Top Ten Tuesday - Rewind


This week for Top Ten Tuesday, the ladies at The Broke and The Bookish are letting us pick a topic that we missed or to which we want to add a second round. Well, since this is only the second time I've done a Top Ten Tuesday, I got to choose from all of the previous topics. I've chosen to collect the Top Ten Books I Can't Believe I've Never Read, in no small part as a reminder that it's time to get around to them. In no particular order, here are the books I really need to make time for:

1. A Moveable Feast by Ernest Hemingway: This one has appeared in so many movies that I've loved. If the authors of the screen plays thought the book was important enough to include, it's probably something I need to read. Although, I must admit, it makes me a bit nervous.

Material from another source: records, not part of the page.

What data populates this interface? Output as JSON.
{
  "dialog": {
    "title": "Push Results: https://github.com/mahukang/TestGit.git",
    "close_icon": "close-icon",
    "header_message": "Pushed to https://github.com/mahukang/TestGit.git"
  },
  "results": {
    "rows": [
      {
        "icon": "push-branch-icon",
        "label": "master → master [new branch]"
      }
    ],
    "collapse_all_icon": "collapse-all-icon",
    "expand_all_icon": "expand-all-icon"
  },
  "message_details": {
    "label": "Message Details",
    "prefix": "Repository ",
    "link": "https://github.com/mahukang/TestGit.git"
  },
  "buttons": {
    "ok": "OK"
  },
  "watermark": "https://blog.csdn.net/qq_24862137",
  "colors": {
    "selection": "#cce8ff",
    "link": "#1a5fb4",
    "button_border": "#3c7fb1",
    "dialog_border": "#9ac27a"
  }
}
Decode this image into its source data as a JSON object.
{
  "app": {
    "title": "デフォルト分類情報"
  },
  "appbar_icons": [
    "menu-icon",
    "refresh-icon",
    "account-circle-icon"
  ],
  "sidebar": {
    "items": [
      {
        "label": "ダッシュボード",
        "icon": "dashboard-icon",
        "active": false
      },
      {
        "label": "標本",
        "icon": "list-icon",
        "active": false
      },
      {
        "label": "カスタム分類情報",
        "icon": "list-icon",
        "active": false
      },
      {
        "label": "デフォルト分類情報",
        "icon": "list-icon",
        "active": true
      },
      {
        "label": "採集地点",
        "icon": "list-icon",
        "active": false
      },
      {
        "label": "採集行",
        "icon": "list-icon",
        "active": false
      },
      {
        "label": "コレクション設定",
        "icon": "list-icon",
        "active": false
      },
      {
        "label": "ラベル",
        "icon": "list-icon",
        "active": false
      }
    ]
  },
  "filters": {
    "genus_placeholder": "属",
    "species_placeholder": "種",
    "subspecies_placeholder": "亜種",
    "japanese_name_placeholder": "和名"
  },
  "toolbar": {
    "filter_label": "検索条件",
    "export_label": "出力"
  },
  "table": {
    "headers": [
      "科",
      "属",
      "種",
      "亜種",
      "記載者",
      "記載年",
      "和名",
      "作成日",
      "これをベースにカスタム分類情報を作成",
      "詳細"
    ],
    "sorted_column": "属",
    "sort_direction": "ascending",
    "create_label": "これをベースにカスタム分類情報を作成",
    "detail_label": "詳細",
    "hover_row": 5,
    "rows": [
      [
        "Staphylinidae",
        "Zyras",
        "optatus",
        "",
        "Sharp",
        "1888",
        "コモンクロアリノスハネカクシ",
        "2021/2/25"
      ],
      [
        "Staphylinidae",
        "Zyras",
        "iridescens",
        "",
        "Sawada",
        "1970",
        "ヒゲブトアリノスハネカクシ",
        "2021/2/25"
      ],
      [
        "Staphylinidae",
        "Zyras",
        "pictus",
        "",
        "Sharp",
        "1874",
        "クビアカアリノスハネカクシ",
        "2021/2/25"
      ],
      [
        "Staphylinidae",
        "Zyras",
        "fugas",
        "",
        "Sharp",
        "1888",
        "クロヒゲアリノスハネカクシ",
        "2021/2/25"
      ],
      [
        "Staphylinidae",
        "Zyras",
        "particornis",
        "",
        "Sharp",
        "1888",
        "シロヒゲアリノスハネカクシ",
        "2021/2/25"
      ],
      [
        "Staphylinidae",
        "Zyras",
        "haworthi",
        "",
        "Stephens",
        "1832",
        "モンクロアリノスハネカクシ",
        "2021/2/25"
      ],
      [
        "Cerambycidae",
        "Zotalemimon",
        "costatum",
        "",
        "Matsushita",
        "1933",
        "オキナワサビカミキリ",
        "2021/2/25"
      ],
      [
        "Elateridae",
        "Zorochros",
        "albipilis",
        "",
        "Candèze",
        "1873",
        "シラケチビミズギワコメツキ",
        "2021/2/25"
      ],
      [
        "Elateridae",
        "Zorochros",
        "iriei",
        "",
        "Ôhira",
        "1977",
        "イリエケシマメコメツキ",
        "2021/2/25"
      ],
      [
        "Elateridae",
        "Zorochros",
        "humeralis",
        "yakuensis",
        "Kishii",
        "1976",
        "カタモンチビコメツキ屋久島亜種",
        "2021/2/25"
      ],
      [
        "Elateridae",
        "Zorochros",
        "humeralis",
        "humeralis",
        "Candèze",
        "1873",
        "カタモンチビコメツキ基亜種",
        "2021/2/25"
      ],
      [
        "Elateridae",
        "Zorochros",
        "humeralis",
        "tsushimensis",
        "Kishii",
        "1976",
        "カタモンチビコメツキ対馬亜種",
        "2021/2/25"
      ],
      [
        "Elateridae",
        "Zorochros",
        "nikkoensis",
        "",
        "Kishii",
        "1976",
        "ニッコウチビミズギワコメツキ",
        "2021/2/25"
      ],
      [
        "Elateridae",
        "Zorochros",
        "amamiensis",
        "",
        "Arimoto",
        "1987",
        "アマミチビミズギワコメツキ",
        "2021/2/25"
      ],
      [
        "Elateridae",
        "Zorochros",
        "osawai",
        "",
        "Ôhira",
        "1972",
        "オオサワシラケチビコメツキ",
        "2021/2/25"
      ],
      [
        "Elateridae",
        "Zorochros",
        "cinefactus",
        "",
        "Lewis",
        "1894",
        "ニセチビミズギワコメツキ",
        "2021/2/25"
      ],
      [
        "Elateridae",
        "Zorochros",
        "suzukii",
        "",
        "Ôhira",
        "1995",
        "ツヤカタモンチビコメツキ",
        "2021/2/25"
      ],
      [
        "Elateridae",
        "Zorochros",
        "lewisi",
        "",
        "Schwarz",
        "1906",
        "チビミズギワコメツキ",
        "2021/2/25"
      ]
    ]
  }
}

2. Fahrenheit 451 by Ray Bradbury: When I was in junior high, I read a couple of things by Ray Bradbury and loved them. How, then, to explain me never having read his manifesto against censorship? I have no answer. Ryan, of Reading In Taiwan, reminded me in a Banned Books Week post last week, why I need to make time for this one.


3. Great Expectations by Charles Dickens: I've seen numerous adaptations of this one and love the story. I like Dickens, even when he challenges my patience (as he so often did as I read Bleak House).


4. The Woman In White by Wilkie Collins: As much as I love books of this era, it's inconceivable that I've never read anything by Collins.


5. The Pillars of The Earth by Ken Follett: Historical fiction + blogger recommendations + Mini-me's best friend's recommendation = why have I not read anything by Follett yet? 


6. Reading Lolita In Tehran by Azar Nafisi: This one was sitting on my nightstand for four years but somehow never managed to work its way to the top of the pile. In the meantime, I've read a lot of books about the women of Afghanistan and Iran and I'm constantly drawn to books in this region of the world; this is obviously a book that is right up my alley.


7. A Heartbreaking Work of Staggering Genius by Dave Eggers: I think the title says it all. How could you not want to reading a heartbreak work of staggering genius?


8. Their Eyes Were Watching God by Zora Neale Hurston: Alice Walker (The Color Purple) said of this novel, "There is no more important book." 

 

9. The Custom of the Country by Edith Wharton: You're all probably very aware of how much I love Wharton (lord knows I've told you often enough!), but I've never read this one. It comes highly recommended to me by JoAnn of Lakeside Musings and I trust her taste implicitly.


10. The Children's Book by A.S. Byatt: I'd never heard of Byatt before I started blogging but as soon as I did, this one started being one of "the" books that is universally loved by bloggers.